Whether an insurer was required to indemnify an insured under a Debt Servicing Standing Charges Insurance Policy in respect of delay caused by insured damage, including a discussion on Jones v Dunkel inferences and s57 of the Insurance Contracts Act 1984 (Cth).
- Whether insurers were required to indemnify an insured under a Debt Servicing Standing Charges Insurance Policy in respect of delay caused by insured damage
- Whether a Jones v Dunkel inference was available
- Whether interest was payable under s57 ICA
The insured plaintiffs operated two sugar refineries in New South Wales. They engaged Downer Energy Systems Pty Ltd and Clyde Babcock – Hitachi (Australia) Pty Ltd pursuant to an Engineer Procure and Construct Contract to, inter alia, construct a plant at each refinery to generate electricity using biomass from refinery operations (the Project).
The Project was financed by a syndicate of lenders pursuant to a Finance Agreement. One of the policies of insurance effected by the plaintiffs for the purposes of the Project was a “Debt Servicing Standing Charges Insurance Policy” (DSSC Policy) which covered payments for debt servicing and charges during project delays. The DSSC Policy was underwritten by the defendant underwriters (Insurer).
A claim on the DSSC Policy arose out of the failure of a steam turbine generator (STG) at one of the plants on 8 May 2008 which led to the STG having to be recommissioned.
At the time of the failure it was hoped that works would be completed by June 2008, however, by reason of the failure of the STG, practical completion was not achieved until 21 November 2008.
The primary question for determination was whether there was ‘Delay’ as defined that would trigger the DSSC Policy and, accordingly, whether and to what extent the plaintiffs were entitled to indemnity.
The insuring clause of the DSSC Policy relevantly provided:
“In the event of Damage to the Project… resulting in a Delay, the insurers will, subject to the terms, exclusions, memoranda, conditions, extensions, definitions and other provisions of this Policy, pay to the insured the amount of the Debt Servicing Standard Charges during the period of Delay.”
It was common ground at trial that in order to demonstrate that the DSSC Policy responded the insured needed to establish the fact of and extent of delay.
The insured plaintiffs contended that the period of delay was 96 days. The Insurer disputed the fact of the delay and pointed to the fact that there were problems with the Project apart from the failed STG.
Based upon the unique facts of the case, the plaintiffs satisfied the court that had the damage within the meaning of the Policy not occurred, the works would have been completed at least 93 days before the date of actual completion. Accordingly, delay within the meaning of the DSSC Policy had occurred, and the plaintiffs were entitled to indemnity.

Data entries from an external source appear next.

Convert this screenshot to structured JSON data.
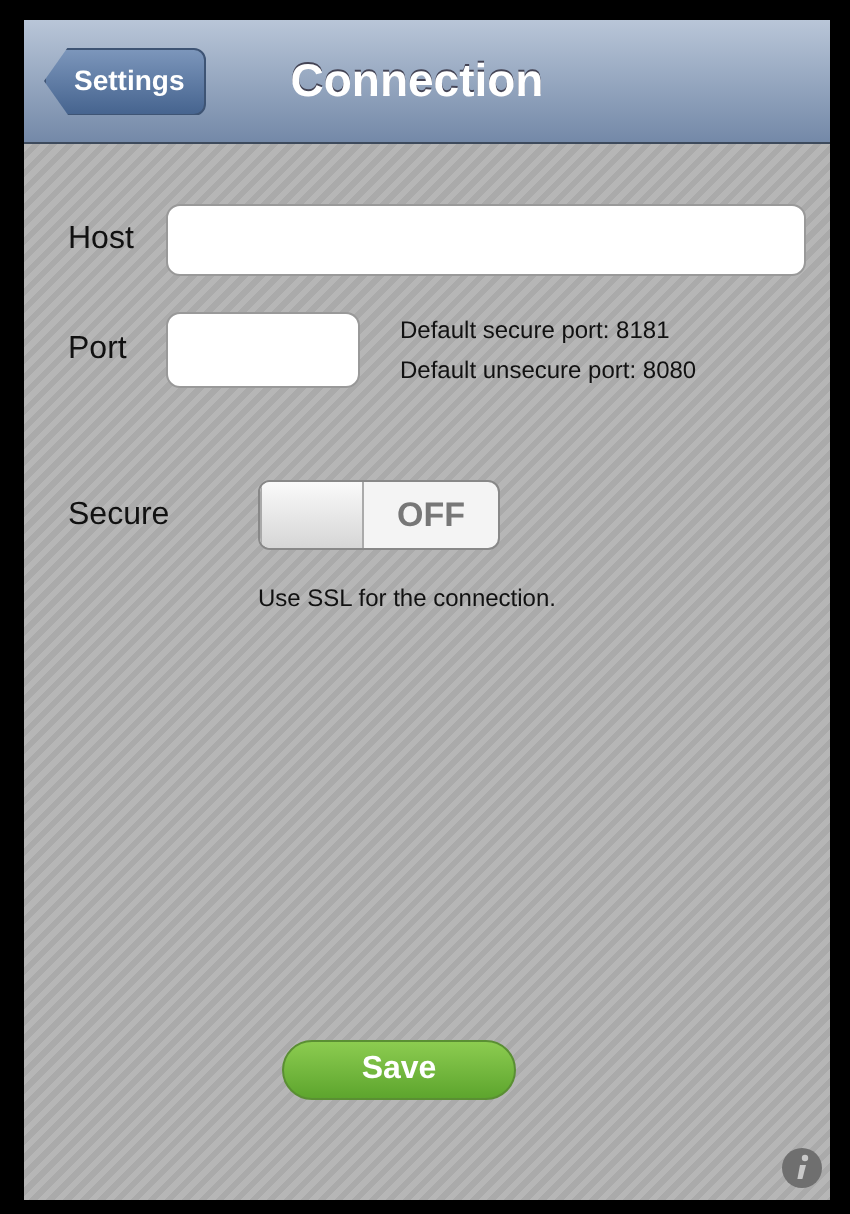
{
  "nav": {
    "back": "Settings",
    "title": "Connection"
  },
  "host": {
    "label": "Host"
  },
  "port": {
    "label": "Port",
    "hints": [
      "Default secure port: 8181",
      "Default unsecure port: 8080"
    ]
  },
  "secure": {
    "label": "Secure",
    "on": false,
    "switch_text": "OFF",
    "caption": "Use SSL for the connection."
  },
  "save": "Save"
}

In the course of submission, the Insurer sought to have adverse inferences drawn by the court by reason of the plaintiffs’ failure to call evidence from certain witnesses. The court noted that the Insurer faced the difficulty that the events in question took place more than 8 years prior to the trial. The court noted that the basis for the drawing of an inference degrades over time. The court could not necessarily expect witnesses to remember details of the sort of evidence that insurers thought should have been led so long after the relevant events, and rejected the Insurer’s argument that a Jones v Dunkel inference ought to be drawn.
An ancillary issue arose about the amount of interest payable pursuant to s57 of the ICA, which required consideration of when it became unreasonable for the Insurer to resist the claim. On the evidence, a formal claim was only made on the DSSC Policy in July 2014. The Insurer wrote to the plaintiffs on 24 December 2014 declining the claim on the basis that there was insufficient evidence. The court noted that the Insurer was entitled to ask for further information if it wished. Had it done so and had the plaintiffs commenced proceedings without supplying the information, the Insurer’s conduct might well have been reasonable. In the circumstances, the court held that the declinature of indemnity was unreasonable and the plaintiffs were entitled to interest on their claim pursuant to s57 from the date of the declinature on 24 December 2014.
Implications for you
The court’s discussion on Jones v Dunkel indicates that where certain events take place many years prior to trial it is not necessarily unreasonable to expect that a witness will not remember key events, such that a failure to lead evidence from a witness on a particular topic will not attract an adverse inference.
Additionally, on interest, the decision suggests that had the insurer’s position on indemnity been reserved pending the provision of further information, rather than simply declining indemnity, s57 may not have been triggered.